PED is used to treat adults age 22 or older with large or giant wide-necked intracranial aneurysms in the internal carotid artery, the major artery that supplies blood to the front of the brain. The metal device is placed through a catheter into the artery containing the aneurysm. The device covers the neck, or opening of the aneurysm, preventing it from being filled with blood.
PED redirects blood flow away from the aneurysm, causing the blood that remains in the aneurysm to clot, thereby preventing the aneurysm from rupturing. Once employed, the PED also reduces the outward push on the vessel’s walls, lessening the pressure on areas of the brain that might be compressed by a large aneurysm.
“An aneurysm is like a big balloon that will continue to press against something as long as it is filled up with pressurized blood,” Dr. Terry explains. “But if we can turn off the flow to that balloon, it will deflate, eliminating the pressure.”
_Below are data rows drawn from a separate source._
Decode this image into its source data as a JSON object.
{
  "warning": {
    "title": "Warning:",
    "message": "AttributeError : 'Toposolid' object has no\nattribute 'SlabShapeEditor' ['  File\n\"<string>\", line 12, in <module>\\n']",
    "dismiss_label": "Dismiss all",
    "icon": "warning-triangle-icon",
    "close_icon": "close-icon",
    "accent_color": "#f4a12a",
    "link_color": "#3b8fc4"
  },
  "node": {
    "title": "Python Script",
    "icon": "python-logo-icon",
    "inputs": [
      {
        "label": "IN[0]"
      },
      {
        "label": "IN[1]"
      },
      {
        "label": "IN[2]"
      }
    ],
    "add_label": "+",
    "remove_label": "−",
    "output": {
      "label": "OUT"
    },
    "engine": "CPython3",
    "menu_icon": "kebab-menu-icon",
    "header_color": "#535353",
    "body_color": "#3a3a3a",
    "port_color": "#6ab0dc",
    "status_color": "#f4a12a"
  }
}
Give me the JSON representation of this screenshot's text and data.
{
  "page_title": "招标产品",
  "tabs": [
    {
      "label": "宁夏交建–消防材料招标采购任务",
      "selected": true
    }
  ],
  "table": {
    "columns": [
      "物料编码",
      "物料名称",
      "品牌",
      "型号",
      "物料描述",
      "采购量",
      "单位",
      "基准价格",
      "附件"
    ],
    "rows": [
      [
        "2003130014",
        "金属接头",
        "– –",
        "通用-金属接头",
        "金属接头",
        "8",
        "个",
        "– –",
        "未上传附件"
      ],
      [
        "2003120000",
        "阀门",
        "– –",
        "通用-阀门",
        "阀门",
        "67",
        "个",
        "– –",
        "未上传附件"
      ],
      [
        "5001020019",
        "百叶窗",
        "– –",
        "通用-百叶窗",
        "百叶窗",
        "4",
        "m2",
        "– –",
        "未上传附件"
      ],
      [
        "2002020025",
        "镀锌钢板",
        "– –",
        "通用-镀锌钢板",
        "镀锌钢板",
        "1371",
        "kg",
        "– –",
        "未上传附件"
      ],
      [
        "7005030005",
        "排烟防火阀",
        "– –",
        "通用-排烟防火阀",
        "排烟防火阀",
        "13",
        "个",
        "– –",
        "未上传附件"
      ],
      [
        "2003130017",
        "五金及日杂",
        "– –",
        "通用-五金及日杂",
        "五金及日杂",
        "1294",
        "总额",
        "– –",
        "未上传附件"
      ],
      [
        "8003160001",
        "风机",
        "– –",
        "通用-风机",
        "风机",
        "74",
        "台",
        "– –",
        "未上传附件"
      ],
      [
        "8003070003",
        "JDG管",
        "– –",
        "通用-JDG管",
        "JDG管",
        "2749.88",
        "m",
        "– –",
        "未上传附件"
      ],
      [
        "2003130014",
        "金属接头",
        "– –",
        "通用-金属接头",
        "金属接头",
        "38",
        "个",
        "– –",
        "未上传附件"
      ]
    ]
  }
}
The PED enables treatment of a wider group of people. Other techniques for treating wide-neck aneurysms could only be used on patients who were medically strong and who could undergo open (traditional) surgery. PED offers a minimally invasive option that delivers the same – if not better – result to the patient and usually results in a shorter hospital stay for the patient.
A Pivotal Time
Dr. Terry says, “This is an exciting time in my field of medicine with an influx of new devices emerging on the market – each one advancing the way in which brain diseases are treated.”
He notes that, “Over the past couple of years, Miami Valley has placed a high priority on a building a strong neurotinterventional team. One of the advantages of creating such a strong presence is that we can offer advanced technology to patients in the Dayton community.”